Post Summer 2 of 5 – The Rush To Step Back on Facebook Demand Laws

Yesterday began this series of five posts to highlight five developments from this past summer in the area of social media and employment law.   In Part 2 today:  are legislators acknowledging that they went too far with their “Facebook demand” laws, or are they simply refining the laws with the benefit of passing time?

Much to my (and others’) chagrin, so much time was spent in 2012 and the first half of 2013 taking surveys and updating the surveys as each new state law was enacted to prohibit employers from requesting or requiring employees – potential or current – to turn over social media account passwords.  I question(ed) whether there is (was) a real need for these laws, and rhetorically sought some justification for the speed with which these legislative bodies apparently can come together on this issue.   Many states continued to enact the laws, notwithstanding my thoughts on the subject.

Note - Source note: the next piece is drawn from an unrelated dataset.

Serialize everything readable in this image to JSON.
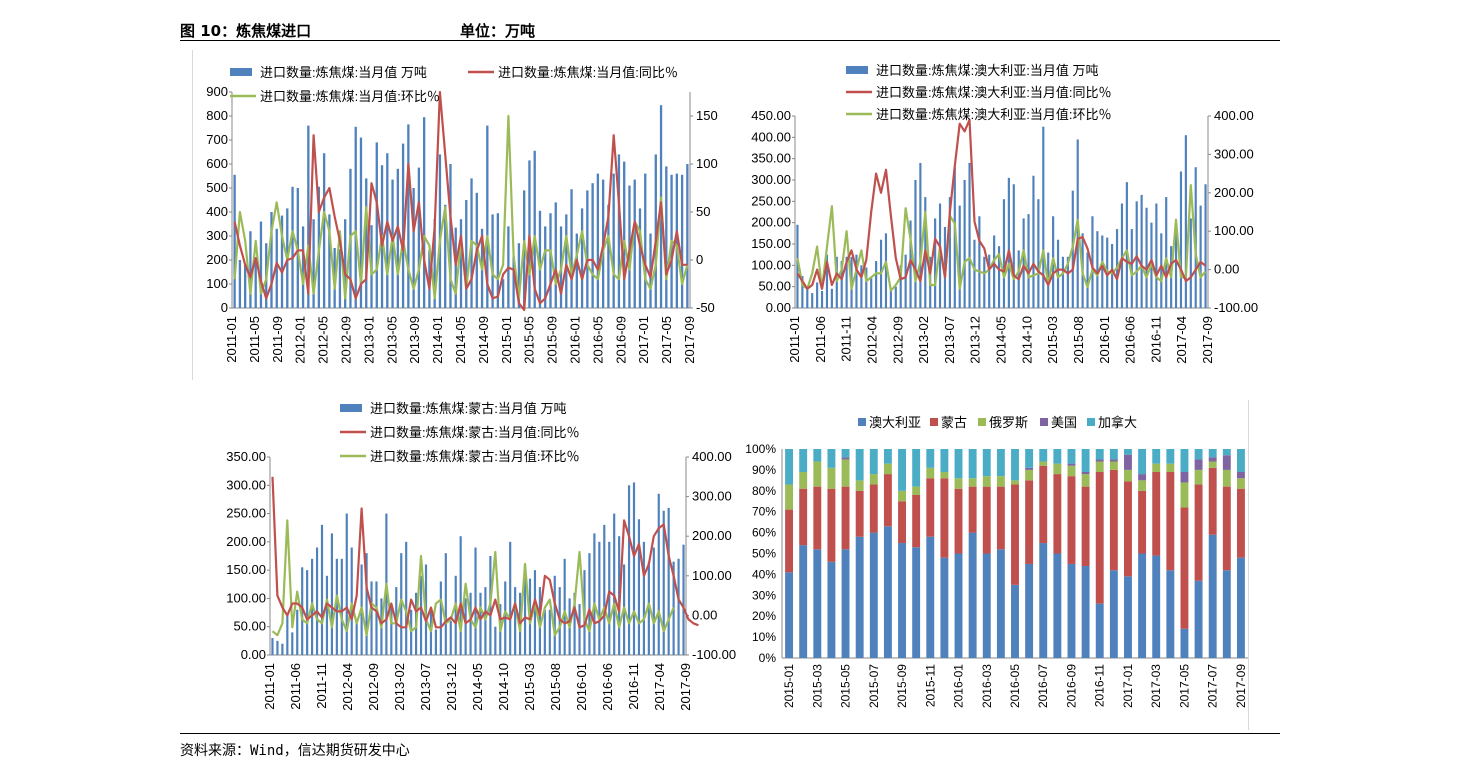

Yet, this summer brought an interesting amendment in Illinois, which was the second state after Maryland to enact a “Facebook demand” law, as I posted here back on August 6, 2012.    The amendment this past summer begs the question whether we will continue to see further “refinements” of these laws in other states, or, dare I ask, might they even be repealed down the line as totally overbroad and even unnecessary.

The Illinois amendment now allows employers to demand access to “professional” social media accounts, defined as an account used “by a current or prospective employee for business purposes of the employer.”  Though I’m not sure why the employer would not already have password and other necessary account information for an account used by an employee for the company’s business purposes.   The amendment also makes clear that employers are not prohibited from making a demand or request to comply “with a duty to screen employees or applicants prior to hiring under Illinois insurance laws or federal law or by a self-regulatory organization as defined [in the Securities Exchange Act].”

Employer Take Away:   What should you as an employer take away from this development?   

Again, the interesting point here is not so much in this topic of Facebook demand laws, but in the fact that Illinois appears to be an early indicator of a trend toward refining these laws when loopholes and realities render the law impractical, at best.

But, still, before your company seeks access to an employee’s private social media account (and I’m still not sure why you would want to be known as the employer that demands such access in the first place), you still should determine as a threshold matter the state of the law in your company’s jurisdiction.